• 2 large jalapeño peppers
  • 1 pound dried black eye peas
  • 8 garlic cloves, divided
  • 2 bay leaves
  • 2 medium onions, divided
  • 2 tablespoons olive oil
  • 8 ounces smoked andouille sausage, diced
  • 2 celery stalks, diced
  • 1 medium red bell pepper, diced
  • 1 medium green bell pepper, diced
  • 1 teaspoon chopped fresh thyme
  • 1 cup chopped green cabbage
  • 1 cup long grain white rice
  • 1/3 cup chopped fresh cilantro
  • 6 green onions, thinly sliced
  • 1 1/2 teaspoon salt
  • 1/2 teaspoon ground black pepper


  1. Preheat the oven to 425°F.
  2. Roast the jalapeño peppers on an Anolon nonstick baking sheet until blistered and tender, about 18-20 minutes.

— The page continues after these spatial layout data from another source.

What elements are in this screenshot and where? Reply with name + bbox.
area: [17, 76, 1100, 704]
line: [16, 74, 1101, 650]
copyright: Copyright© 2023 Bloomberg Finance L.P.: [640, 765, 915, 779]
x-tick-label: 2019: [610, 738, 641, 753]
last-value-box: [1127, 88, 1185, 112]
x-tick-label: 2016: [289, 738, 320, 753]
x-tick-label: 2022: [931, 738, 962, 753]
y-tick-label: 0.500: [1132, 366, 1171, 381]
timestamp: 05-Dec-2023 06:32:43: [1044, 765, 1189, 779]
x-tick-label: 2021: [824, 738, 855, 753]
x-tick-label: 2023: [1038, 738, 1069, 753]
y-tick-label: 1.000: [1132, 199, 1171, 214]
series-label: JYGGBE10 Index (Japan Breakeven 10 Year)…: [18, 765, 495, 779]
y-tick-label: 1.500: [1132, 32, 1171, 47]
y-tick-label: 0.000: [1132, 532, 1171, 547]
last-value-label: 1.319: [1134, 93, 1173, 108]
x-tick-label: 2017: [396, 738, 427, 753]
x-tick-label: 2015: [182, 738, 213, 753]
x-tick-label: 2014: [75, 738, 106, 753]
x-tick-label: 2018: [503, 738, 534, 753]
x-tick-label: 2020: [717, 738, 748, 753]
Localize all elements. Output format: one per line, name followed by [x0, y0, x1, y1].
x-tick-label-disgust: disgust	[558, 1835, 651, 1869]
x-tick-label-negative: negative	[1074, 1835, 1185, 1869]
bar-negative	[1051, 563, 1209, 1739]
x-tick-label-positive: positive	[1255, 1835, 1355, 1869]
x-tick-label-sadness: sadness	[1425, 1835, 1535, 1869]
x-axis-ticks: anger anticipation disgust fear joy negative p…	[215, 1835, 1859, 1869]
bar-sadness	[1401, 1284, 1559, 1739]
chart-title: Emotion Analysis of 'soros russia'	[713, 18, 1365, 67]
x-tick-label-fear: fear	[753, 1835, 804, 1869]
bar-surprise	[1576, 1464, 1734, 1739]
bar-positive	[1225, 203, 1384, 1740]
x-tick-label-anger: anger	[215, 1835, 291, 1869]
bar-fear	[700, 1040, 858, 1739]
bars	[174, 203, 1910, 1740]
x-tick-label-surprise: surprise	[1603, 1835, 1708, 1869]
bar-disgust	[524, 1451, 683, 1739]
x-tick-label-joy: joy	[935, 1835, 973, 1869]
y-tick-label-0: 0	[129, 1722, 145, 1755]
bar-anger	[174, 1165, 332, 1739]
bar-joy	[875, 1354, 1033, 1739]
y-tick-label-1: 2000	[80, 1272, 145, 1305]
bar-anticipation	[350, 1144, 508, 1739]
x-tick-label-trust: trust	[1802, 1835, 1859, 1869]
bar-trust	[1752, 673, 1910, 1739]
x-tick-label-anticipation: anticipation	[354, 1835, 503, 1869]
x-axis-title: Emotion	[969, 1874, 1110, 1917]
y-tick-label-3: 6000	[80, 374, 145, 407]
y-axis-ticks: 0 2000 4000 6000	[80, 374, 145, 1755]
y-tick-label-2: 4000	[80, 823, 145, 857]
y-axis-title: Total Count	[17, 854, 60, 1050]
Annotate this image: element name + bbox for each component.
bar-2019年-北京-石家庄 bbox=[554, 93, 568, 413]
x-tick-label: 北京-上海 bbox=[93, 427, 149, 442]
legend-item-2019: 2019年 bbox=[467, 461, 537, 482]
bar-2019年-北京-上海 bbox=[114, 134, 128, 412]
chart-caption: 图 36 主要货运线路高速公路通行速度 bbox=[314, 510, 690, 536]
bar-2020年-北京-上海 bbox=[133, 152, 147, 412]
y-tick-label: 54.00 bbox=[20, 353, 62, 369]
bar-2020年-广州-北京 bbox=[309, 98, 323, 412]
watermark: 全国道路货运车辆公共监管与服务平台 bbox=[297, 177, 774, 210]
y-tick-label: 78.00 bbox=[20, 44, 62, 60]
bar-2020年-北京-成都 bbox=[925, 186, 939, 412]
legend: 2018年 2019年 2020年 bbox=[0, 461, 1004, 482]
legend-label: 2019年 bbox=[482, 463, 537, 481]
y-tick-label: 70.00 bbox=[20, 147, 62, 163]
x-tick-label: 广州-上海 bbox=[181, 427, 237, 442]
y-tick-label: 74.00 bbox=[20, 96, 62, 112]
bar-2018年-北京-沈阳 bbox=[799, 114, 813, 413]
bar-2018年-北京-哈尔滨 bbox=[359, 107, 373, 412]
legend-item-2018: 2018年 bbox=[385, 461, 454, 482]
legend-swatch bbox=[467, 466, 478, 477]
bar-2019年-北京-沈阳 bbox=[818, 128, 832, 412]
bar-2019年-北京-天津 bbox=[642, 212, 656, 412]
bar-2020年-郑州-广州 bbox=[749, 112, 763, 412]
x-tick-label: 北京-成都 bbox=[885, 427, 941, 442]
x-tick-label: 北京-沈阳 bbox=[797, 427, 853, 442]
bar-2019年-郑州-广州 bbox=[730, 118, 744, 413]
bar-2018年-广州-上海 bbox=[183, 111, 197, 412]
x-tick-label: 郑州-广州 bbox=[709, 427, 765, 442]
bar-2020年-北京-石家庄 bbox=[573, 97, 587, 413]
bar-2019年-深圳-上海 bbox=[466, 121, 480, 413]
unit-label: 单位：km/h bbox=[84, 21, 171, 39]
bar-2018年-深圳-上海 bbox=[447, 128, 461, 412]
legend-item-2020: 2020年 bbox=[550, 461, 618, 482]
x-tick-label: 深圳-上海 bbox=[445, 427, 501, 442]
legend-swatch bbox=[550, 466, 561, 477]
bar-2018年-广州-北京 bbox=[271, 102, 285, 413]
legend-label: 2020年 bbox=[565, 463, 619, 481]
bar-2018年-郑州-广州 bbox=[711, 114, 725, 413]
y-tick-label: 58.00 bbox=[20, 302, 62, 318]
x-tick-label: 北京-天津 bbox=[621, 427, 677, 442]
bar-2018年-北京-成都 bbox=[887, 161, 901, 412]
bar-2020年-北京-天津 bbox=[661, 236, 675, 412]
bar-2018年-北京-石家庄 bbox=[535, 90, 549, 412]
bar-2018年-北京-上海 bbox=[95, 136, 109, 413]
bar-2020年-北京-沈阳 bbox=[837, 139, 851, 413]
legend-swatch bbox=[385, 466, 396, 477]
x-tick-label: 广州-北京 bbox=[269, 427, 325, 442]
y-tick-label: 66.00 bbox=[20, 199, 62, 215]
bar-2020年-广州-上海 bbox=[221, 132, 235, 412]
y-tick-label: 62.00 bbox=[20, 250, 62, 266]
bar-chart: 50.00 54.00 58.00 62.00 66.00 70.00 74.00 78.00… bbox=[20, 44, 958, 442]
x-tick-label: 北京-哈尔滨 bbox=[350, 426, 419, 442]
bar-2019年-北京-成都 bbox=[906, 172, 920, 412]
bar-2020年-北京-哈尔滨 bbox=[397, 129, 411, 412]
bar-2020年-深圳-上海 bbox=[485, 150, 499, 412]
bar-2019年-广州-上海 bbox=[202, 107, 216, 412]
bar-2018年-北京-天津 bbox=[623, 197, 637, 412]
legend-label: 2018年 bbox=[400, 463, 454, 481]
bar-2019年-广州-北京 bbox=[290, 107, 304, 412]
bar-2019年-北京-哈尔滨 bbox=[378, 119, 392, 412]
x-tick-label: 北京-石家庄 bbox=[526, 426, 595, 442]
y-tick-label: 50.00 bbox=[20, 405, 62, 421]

Cool 10 minutes, rub the charred skin off, remove the seeds, chop and set aside.
  3. Combine the black eyed peas, 4 whole garlic cloves, bay leaves, one onion cut in half and 7 cups cold water in an Anolon Nouvelle Copper Hard Anodized Nonstick 4-quart covered casserole and bring to a boil over medium heat; reduce the heat to low, cover and simmer until the beans are tender but not mushy, about 45 minutes to one hour. Scoop out 2 cups of the cooking liquid and drain the beans; discard the onion, garlic and bay leaves.
  4. Dice the remaining onion and mince the remaining 4 cloves garlic. Wipe out the Dutch oven, and heat the oil over medium heat. Add the sausage and cook 3 minutes. Stir in the onion, garlic, celery, bell peppers, thyme, cabbage and jalapeño; cook, stirring occasionally, until the onions are translucent, about 10-12 minutes.
  5. Add the rice and cook, stirring, 1 minute. Pour in 2 1/2 cups water, bring to a boil, reduce heat to low, cover and simmer until rice is cooked, about 18-20 minutes.
  6. Stir in the beans, cilantro, green onions, salt and pepper; cook 1-2 minutes to warm through. Pour in enough of the reserved cooking liquid to moisten—the mixture should be wet but not soupy. Serve warm or room temperature.